The history of Belgian aircraft production began with Ernest O. Tips in 1908 with a gnome powered biplane. In 1935 when he had become manager of the Belgian subsidiary of Fairey Aviation, he designed the Tipsy S (Sport) which was later modified with more powerful engines, becoming the Tipsy S.2. Aircraft OO-TIP is the original Tipsy S converted to S.2 standard. It is on display at the Royal Army Museum of Brussels.

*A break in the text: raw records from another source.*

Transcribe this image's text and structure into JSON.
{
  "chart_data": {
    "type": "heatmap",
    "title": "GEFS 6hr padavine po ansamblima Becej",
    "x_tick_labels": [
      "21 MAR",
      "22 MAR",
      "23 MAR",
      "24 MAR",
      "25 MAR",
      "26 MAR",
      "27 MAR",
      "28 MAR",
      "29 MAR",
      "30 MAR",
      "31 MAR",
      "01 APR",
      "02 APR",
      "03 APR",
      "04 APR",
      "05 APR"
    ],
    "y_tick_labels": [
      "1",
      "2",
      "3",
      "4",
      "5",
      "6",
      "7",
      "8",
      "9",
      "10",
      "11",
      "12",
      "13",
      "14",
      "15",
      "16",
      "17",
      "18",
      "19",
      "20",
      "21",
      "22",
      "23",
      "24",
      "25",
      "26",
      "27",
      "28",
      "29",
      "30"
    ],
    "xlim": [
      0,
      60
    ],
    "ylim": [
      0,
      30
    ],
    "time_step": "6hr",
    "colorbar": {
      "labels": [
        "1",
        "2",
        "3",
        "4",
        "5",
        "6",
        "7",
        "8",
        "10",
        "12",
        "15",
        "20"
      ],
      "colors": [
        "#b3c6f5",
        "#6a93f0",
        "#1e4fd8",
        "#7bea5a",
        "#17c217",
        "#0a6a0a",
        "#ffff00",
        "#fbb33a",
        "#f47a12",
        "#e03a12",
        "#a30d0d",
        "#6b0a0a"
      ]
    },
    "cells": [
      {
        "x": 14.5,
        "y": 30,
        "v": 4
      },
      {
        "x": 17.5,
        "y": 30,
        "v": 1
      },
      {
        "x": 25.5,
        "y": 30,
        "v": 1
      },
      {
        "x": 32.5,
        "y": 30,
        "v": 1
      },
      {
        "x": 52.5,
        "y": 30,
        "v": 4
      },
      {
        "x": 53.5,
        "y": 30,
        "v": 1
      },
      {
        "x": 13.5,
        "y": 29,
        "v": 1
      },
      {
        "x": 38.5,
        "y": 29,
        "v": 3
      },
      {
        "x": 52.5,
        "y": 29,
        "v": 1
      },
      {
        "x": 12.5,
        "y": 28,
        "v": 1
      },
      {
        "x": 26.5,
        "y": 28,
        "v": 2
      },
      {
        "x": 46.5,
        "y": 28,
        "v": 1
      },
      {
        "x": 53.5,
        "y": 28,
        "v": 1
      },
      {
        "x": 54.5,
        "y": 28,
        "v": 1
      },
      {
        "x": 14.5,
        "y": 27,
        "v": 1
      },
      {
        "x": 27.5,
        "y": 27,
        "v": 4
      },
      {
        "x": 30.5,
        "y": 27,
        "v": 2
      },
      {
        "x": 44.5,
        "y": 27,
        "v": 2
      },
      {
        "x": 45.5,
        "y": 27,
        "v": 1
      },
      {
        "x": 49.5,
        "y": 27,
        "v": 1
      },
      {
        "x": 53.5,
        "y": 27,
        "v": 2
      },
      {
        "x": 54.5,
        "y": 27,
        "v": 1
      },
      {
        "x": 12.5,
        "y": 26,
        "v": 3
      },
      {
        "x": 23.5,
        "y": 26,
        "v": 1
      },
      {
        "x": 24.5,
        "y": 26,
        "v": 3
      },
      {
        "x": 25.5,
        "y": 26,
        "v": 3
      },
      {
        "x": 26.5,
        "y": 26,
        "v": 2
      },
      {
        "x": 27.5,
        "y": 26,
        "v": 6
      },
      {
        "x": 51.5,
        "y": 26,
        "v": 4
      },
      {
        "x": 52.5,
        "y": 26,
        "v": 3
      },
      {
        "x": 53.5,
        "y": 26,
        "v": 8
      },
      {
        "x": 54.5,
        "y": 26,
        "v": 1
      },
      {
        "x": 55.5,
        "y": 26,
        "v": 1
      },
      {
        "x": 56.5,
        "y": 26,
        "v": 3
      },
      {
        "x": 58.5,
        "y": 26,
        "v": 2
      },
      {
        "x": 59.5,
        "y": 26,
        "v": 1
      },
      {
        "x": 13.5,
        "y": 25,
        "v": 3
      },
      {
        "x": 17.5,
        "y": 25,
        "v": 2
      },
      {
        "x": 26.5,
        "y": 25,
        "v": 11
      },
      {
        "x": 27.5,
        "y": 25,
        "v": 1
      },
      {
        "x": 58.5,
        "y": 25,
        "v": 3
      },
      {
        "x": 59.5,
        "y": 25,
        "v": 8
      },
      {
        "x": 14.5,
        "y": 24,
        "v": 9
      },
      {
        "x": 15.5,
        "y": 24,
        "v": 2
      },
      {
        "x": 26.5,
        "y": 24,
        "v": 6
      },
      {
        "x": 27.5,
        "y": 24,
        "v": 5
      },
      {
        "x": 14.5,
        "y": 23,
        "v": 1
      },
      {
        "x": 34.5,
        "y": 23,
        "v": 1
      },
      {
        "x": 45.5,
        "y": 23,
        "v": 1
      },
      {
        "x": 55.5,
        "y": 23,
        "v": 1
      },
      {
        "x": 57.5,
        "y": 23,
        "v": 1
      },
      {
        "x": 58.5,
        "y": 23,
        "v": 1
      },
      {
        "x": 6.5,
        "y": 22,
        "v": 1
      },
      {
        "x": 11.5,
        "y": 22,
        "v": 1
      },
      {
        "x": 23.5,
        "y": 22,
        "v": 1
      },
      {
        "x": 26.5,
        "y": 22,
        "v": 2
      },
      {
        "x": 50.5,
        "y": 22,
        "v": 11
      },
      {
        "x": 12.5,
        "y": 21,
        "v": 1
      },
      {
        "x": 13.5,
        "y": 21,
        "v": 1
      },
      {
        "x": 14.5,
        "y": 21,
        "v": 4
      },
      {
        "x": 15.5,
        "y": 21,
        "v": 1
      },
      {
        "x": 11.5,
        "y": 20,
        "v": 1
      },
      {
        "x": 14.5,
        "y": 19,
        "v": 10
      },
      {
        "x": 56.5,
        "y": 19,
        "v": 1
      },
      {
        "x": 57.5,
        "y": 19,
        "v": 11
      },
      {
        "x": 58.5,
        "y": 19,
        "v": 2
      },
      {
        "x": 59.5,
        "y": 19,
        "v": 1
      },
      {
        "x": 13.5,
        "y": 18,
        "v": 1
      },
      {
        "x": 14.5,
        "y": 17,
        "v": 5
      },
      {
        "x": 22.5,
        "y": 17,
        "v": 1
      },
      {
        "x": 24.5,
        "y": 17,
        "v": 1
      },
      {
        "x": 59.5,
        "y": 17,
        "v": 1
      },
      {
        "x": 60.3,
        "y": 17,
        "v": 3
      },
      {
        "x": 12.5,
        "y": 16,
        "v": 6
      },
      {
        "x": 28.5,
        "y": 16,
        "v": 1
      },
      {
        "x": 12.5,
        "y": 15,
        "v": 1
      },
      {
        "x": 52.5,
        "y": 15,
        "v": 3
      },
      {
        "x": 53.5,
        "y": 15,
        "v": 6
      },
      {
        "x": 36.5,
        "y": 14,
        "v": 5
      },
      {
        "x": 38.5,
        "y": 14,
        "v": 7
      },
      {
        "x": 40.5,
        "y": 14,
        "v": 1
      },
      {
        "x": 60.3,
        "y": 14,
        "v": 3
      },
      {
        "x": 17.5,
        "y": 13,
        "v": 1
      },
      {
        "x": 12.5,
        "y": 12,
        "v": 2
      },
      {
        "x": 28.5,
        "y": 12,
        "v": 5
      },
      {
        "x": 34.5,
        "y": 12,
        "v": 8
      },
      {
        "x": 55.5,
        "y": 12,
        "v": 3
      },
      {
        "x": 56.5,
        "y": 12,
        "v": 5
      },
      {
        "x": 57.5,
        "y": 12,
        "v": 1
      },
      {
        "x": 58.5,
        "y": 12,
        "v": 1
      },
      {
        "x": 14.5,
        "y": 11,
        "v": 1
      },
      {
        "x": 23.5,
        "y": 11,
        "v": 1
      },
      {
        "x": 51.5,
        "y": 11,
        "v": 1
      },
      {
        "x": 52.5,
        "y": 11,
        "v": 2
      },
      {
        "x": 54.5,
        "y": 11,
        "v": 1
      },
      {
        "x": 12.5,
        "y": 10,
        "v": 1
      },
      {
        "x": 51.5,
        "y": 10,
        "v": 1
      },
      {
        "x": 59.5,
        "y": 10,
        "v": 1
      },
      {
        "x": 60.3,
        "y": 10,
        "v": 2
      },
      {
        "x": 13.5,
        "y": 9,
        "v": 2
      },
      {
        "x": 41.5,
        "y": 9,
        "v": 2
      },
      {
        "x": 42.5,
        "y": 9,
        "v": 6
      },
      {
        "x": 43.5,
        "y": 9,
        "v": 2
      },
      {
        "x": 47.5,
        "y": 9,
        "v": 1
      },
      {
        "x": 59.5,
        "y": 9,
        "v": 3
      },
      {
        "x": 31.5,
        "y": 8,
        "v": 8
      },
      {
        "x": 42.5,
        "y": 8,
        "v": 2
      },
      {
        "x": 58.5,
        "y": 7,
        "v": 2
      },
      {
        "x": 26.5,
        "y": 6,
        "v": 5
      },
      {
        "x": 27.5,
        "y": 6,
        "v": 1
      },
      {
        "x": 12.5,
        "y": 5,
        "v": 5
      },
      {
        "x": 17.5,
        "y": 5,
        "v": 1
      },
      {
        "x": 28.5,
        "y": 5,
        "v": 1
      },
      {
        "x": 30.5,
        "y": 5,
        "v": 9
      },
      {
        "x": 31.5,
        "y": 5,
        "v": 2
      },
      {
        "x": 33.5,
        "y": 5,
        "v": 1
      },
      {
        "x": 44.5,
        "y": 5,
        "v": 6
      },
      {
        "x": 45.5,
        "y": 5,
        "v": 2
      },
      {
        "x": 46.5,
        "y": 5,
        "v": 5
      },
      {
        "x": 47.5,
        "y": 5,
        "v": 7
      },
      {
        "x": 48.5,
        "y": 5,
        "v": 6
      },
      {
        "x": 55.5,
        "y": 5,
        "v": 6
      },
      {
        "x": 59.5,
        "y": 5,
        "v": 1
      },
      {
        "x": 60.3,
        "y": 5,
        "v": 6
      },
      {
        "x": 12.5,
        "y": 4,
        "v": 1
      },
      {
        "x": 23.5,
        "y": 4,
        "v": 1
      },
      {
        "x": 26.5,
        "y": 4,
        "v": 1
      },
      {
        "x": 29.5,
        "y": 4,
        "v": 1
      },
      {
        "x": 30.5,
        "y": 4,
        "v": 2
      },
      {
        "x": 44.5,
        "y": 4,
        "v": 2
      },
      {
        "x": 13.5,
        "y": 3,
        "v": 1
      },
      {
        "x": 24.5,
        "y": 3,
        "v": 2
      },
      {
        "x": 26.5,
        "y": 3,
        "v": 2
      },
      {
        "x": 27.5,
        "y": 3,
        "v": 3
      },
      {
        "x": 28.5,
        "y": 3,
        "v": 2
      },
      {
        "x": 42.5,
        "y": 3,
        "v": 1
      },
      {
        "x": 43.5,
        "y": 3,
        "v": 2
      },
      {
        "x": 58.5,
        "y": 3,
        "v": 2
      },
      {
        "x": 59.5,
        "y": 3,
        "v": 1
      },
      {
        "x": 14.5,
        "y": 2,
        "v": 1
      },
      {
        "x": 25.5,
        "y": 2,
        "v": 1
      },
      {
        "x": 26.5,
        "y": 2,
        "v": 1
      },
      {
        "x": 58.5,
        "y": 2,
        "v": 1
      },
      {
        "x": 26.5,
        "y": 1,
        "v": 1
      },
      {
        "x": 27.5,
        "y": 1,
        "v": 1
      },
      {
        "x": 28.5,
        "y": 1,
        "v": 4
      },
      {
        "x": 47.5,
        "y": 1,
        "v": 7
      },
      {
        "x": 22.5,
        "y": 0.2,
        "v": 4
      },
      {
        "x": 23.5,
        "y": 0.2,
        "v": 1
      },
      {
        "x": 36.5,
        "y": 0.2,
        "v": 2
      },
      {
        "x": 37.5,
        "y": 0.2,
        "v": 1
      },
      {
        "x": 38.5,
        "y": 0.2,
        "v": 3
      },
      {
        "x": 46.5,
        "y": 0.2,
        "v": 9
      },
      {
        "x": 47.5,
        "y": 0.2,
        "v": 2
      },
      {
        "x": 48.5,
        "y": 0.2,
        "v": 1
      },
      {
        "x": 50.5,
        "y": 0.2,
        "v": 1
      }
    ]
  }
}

The Dujin resin kit contains a limited amount of parts as one may expect for a tiny subject not much bigger than a 1/144 P-47, however there was not much to be done with the landing gear, engine, and decals (although provided with the kit, they were poorly printed), so they were replaced by scratchbuilt items, and the one piece wings were reworked with milliput to correct warpage and obtain symetric thickness. Both engine cylinders come from a Matchbox Henschel Hs 126 and unpainted soldering wire was used to represent manifold or exhaust pipes. thin metal thread was painted black to represent the ignition wires.
The model was heavily primed and sanded to eliminate pinholes as much as possible, then re-engraved. After a matt white coat from a Tamiya rattle can and a tedious masking session, Humbrol 19 enamel red was airbrushed on. The registration decals come from a Tally-Ho German lettering sheet, and some black stripes were added. With some stencilling, I managed to represent the O.E. Tips logo on the tail using very small fragments from the spares box, and I'm rather happy with the result (although slightly oversized).
The propeller left a lot to be desired but unfortunately I had nothing that size in the spares box as a replacement, so I tried my best with what I had. I was unable to identify the type of propeller manufacturer so the prop logos are pure fantasy... The model recived three handbrushed coats of Future before adding the last detail bits from scratch.